Propofol infusion syndrome
The propofol infusion syndrome ( PRIS ) is a very rare symptom complex of severe adverse drug reactions that may occur as a result of intravenous administration of the anesthetic propofol. In addition to the induction and maintenance of anesthesia in the anesthetic propofol is widely used as a sedative in intensive care. The Propofolinfusionssyndrom is, among other things characterized by disorders of the cardiovascular system, rhabdomyolysis, and lactic acidosis.
Frequency
The propofol infusion syndrome is a very rare, life- threatening complication of anesthesia with propofol. By 2004, a total of 45 cases have been published. The incidence is a prospective study, in adult intensive care patients who were treated with propofol at least 24 hours, at 1.1 percent, and the mortality rate at 18 %.
Especially on long-term infusion of propofol or at very high doses, a propofol infusion syndrome occur. The complication, however, was already described in an approximately 5 hour long Propfol anesthesia. Children are particularly vulnerable to develop such a syndrome.
Formation
The emergence of Propofolinfusionssyndroms has not been clarified in detail. There are several factors play a role, with probably a disturbed fatty acid metabolism with uncoupling of the respiratory chain is the main cause. High-dose and long-lasting Propofolinfusionen promote the development of PRIS. It is unclear whether the intermediate dose or whether short-term high doses favor the development.
Clinical features
As part of a propofol infusion syndrome usually occurs heart failure and cardiac arrhythmias as well as metabolic acidosis. In addition, it occurs relatively frequently to rhabdomyolysis and acute renal insufficiency or acute renal failure, usually prevent the hypertriglyceridemia.

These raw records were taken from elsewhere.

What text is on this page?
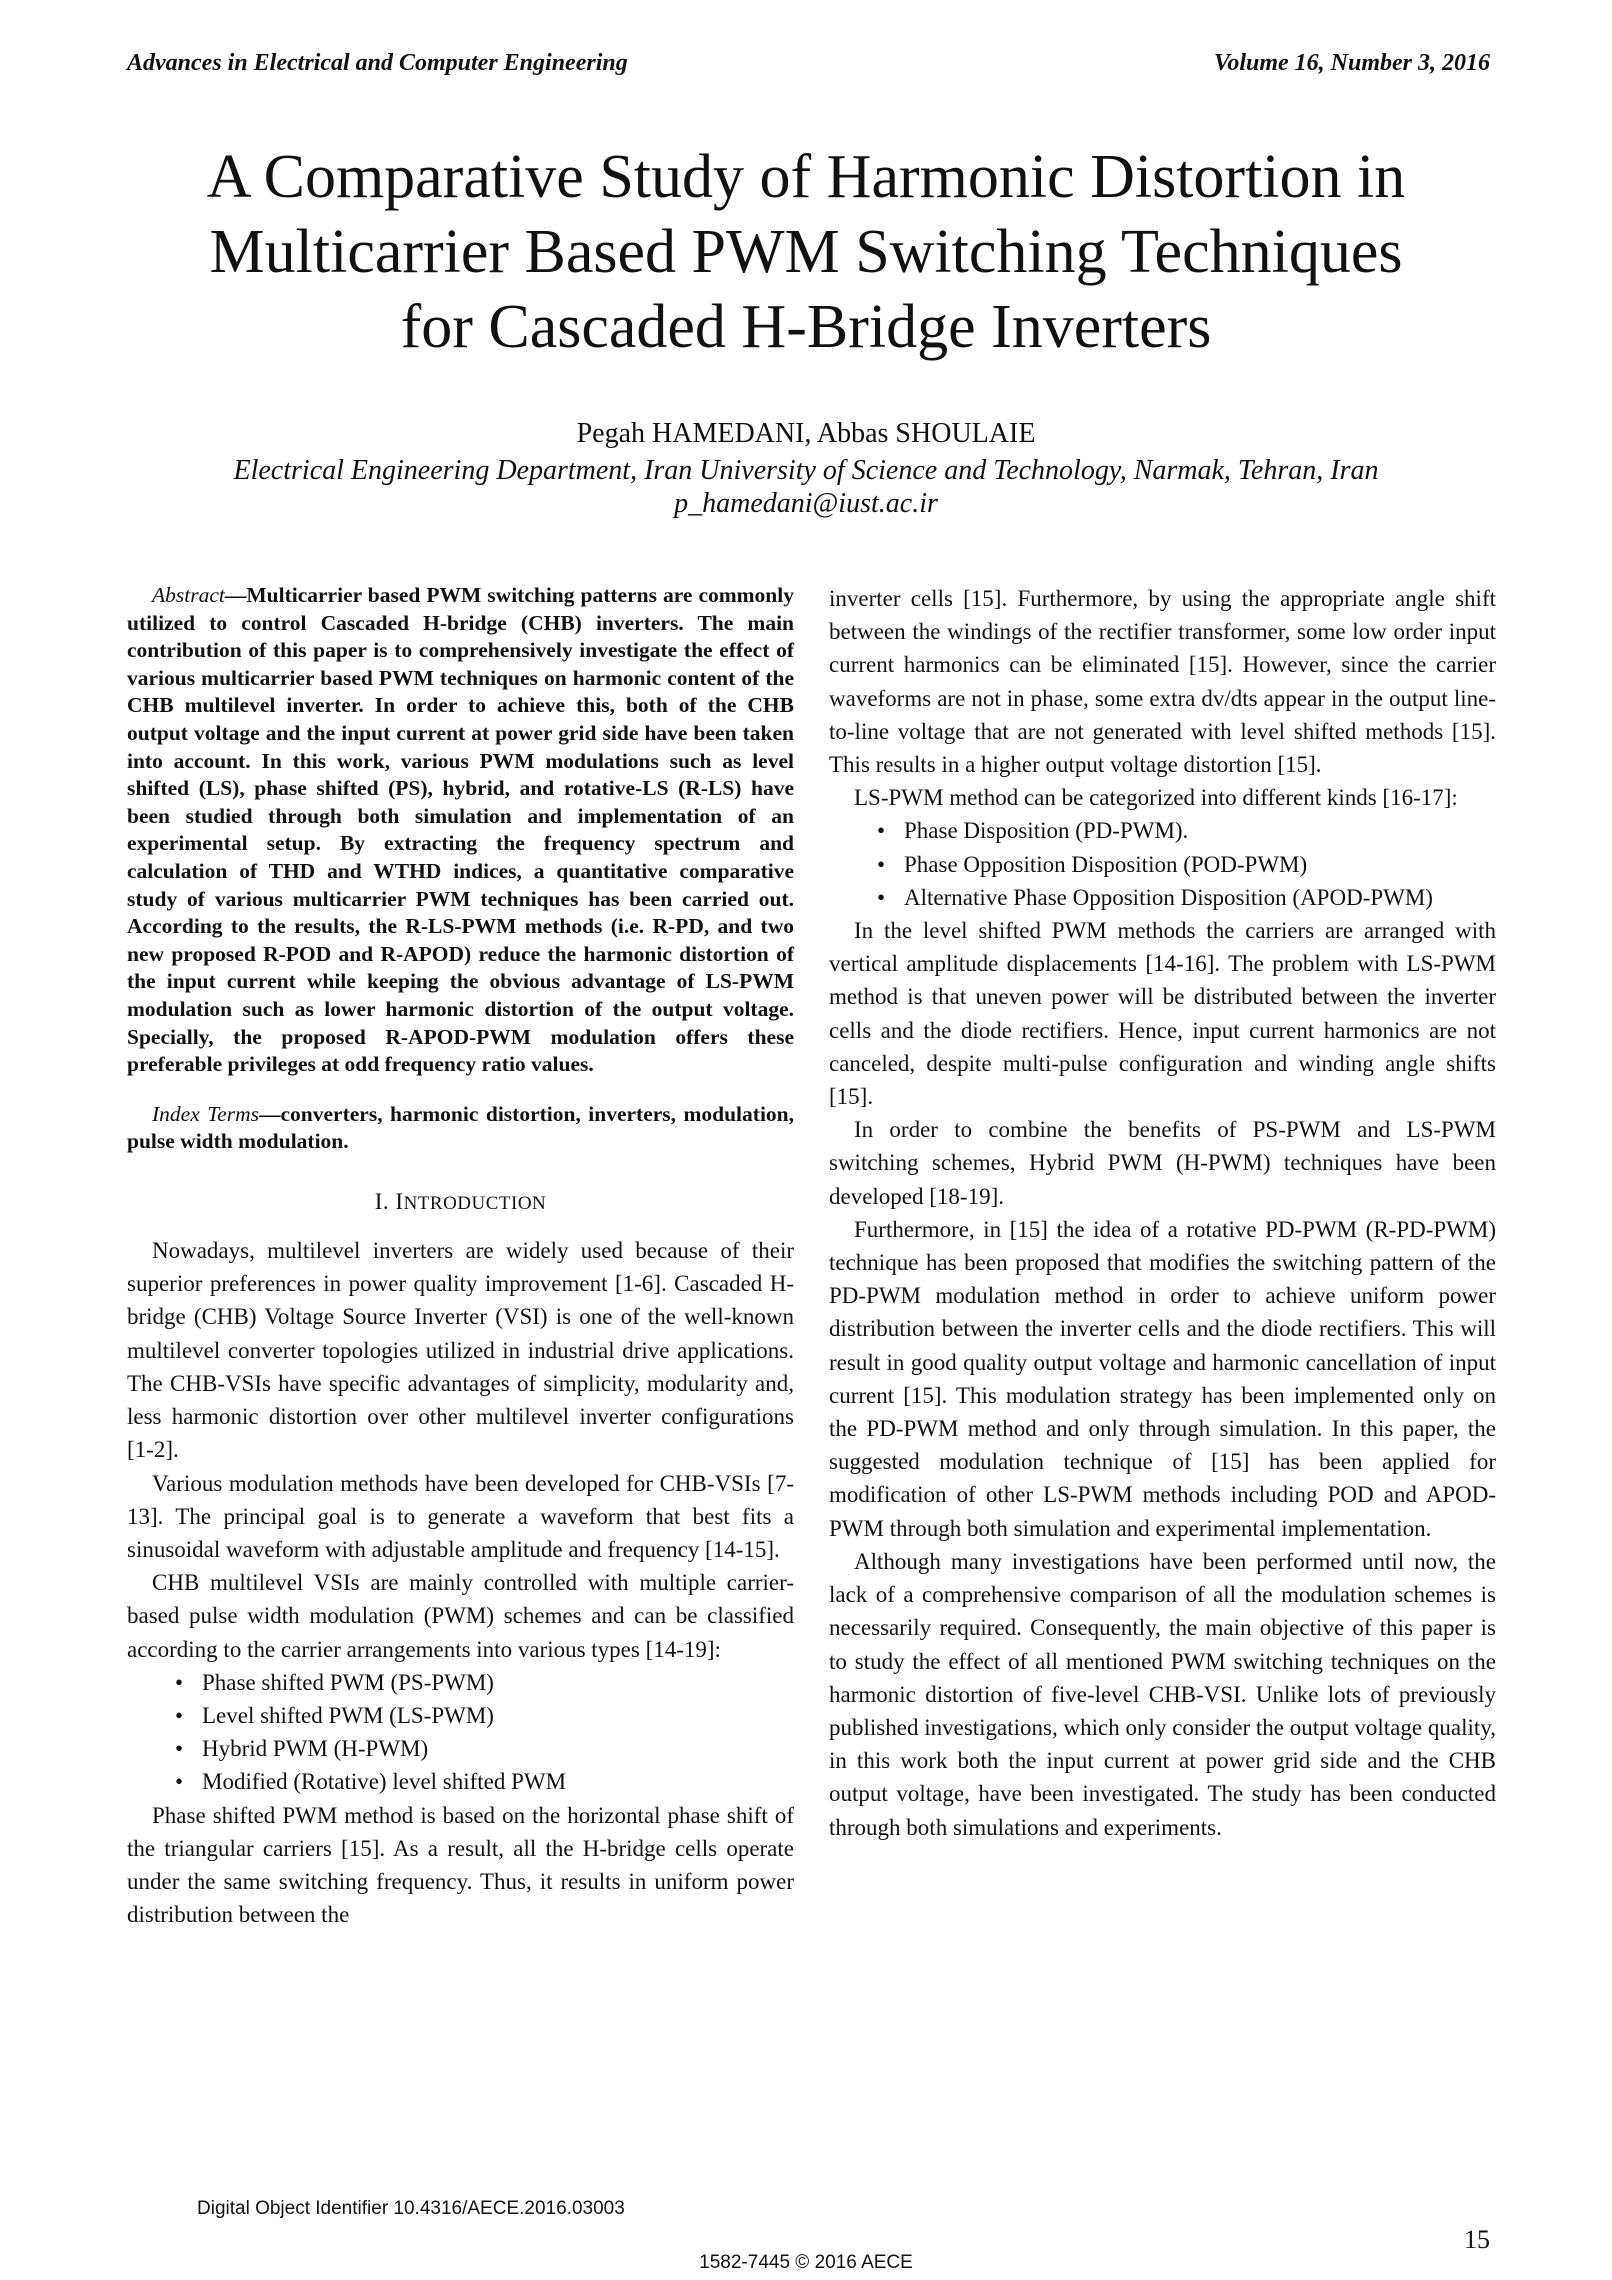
Advances in Electrical and Computer Engineering	Volume 16, Number 3, 2016
A Comparative Study of Harmonic Distortion in
Multicarrier Based PWM Switching Techniques
for Cascaded H-Bridge Inverters
Pegah HAMEDANI, Abbas SHOULAIE
Electrical Engineering Department, Iran University of Science and Technology, Narmak, Tehran, Iran
p_hamedani@iust.ac.ir

Abstract—Multicarrier based PWM switching patterns are commonly utilized to control Cascaded H-bridge (CHB) inverters. The main contribution of this paper is to comprehensively investigate the effect of various multicarrier based PWM techniques on harmonic content of the CHB multilevel inverter. In order to achieve this, both of the CHB output voltage and the input current at power grid side have been taken into account. In this work, various PWM modulations such as level shifted (LS), phase shifted (PS), hybrid, and rotative-LS (R-LS) have been studied through both simulation and implementation of an experimental setup. By extracting the frequency spectrum and calculation of THD and WTHD indices, a quantitative comparative study of various multicarrier PWM techniques has been carried out. According to the results, the R-LS-PWM methods (i.e. R-PD, and two new proposed R-POD and R-APOD) reduce the harmonic distortion of the input current while keeping the obvious advantage of LS-PWM modulation such as lower harmonic distortion of the output voltage. Specially, the proposed R-APOD-PWM modulation offers these preferable privileges at odd frequency ratio values.

Index Terms—converters, harmonic distortion, inverters, modulation, pulse width modulation.

I. INTRODUCTION

Nowadays, multilevel inverters are widely used because of their superior preferences in power quality improvement [1-6]. Cascaded H-bridge (CHB) Voltage Source Inverter (VSI) is one of the well-known multilevel converter topologies utilized in industrial drive applications. The CHB-VSIs have specific advantages of simplicity, modularity and, less harmonic distortion over other multilevel inverter configurations [1-2].

Various modulation methods have been developed for CHB-VSIs [7-13]. The principal goal is to generate a waveform that best fits a sinusoidal waveform with adjustable amplitude and frequency [14-15].

CHB multilevel VSIs are mainly controlled with multiple carrier-based pulse width modulation (PWM) schemes and can be classified according to the carrier arrangements into various types [14-19]:

• Phase shifted PWM (PS-PWM)
• Level shifted PWM (LS-PWM)
• Hybrid PWM (H-PWM)
• Modified (Rotative) level shifted PWM

Phase shifted PWM method is based on the horizontal phase shift of the triangular carriers [15]. As a result, all the H-bridge cells operate under the same switching frequency. Thus, it results in uniform power distribution between the

inverter cells [15]. Furthermore, by using the appropriate angle shift between the windings of the rectifier transformer, some low order input current harmonics can be eliminated [15]. However, since the carrier waveforms are not in phase, some extra dv/dts appear in the output line-to-line voltage that are not generated with level shifted methods [15]. This results in a higher output voltage distortion [15].

LS-PWM method can be categorized into different kinds [16-17]:

• Phase Disposition (PD-PWM).
• Phase Opposition Disposition (POD-PWM)
• Alternative Phase Opposition Disposition (APOD-PWM)

In the level shifted PWM methods the carriers are arranged with vertical amplitude displacements [14-16]. The problem with LS-PWM method is that uneven power will be distributed between the inverter cells and the diode rectifiers. Hence, input current harmonics are not canceled, despite multi-pulse configuration and winding angle shifts [15].

In order to combine the benefits of PS-PWM and LS-PWM switching schemes, Hybrid PWM (H-PWM) techniques have been developed [18-19].

Furthermore, in [15] the idea of a rotative PD-PWM (R-PD-PWM) technique has been proposed that modifies the switching pattern of the PD-PWM modulation method in order to achieve uniform power distribution between the inverter cells and the diode rectifiers. This will result in good quality output voltage and harmonic cancellation of input current [15]. This modulation strategy has been implemented only on the PD-PWM method and only through simulation. In this paper, the suggested modulation technique of [15] has been applied for modification of other LS-PWM methods including POD and APOD-PWM through both simulation and experimental implementation.

Although many investigations have been performed until now, the lack of a comprehensive comparison of all the modulation schemes is necessarily required. Consequently, the main objective of this paper is to study the effect of all mentioned PWM switching techniques on the harmonic distortion of five-level CHB-VSI. Unlike lots of previously published investigations, which only consider the output voltage quality, in this work both the input current at power grid side and the CHB output voltage, have been investigated. The study has been conducted through both simulations and experiments.

Digital Object Identifier 10.4316/AECE.2016.03003
15
1582-7445 © 2016 AECE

The arrhythmia Brugada -like ECG changes are typical. Furthermore, it may lead to atrioventricular blocks, spacers of the QRS complex and bradycardia. The latter can lead to asystole.
The metabolic acidosis is caused by lactic acidosis and the consequences of renal failure. The damage to the heart muscle can be demonstrated by increases in cardiac enzymes. In rhabdomyolysis creatine kinase and myoglobin in serum rise and it is myoglobin in the urine ( myoglobinuria ) detectable. The renal failure is probably caused by the increased myoglobin.
Therapy
The most important measure in the presence of a Propofolinfusionssyndroms is the immediate discontinuation of sedation with propofol and switching to another sedative. Even with a recovery or improvement of symptoms after discontinuation of propofol re- use is not recommended, as is suspected especially after Langzeitantanwendung an accumulation and redistribution of propofol. The latter can lead to a significantly longer influencing the metabolism than is to be expected in the short half -life of propofol.
In addition, supportive measures must be taken if necessary. These include the administration of fluids and catecholamines to maintain a sufficiently high blood pressure, treatment of bradycardia - when medication is not sufficient possibly by pacing - as well as a balance of matabolischen acidosis. The use of renal replacement therapy ( hemofiltration or hemodialysis) should be turned recommend this early stage considered as clinically severe cases have been reported in which this treatment option has not addressed. In particular, the continuous hemofiltration often leads to a rapid improvement of symptoms, possibly because a suspected metabolite of propofol is dialysable. Also an adequate caloric intake in the form of carbohydrates is recommended from the point of suspected fatty acid oxidation disorder.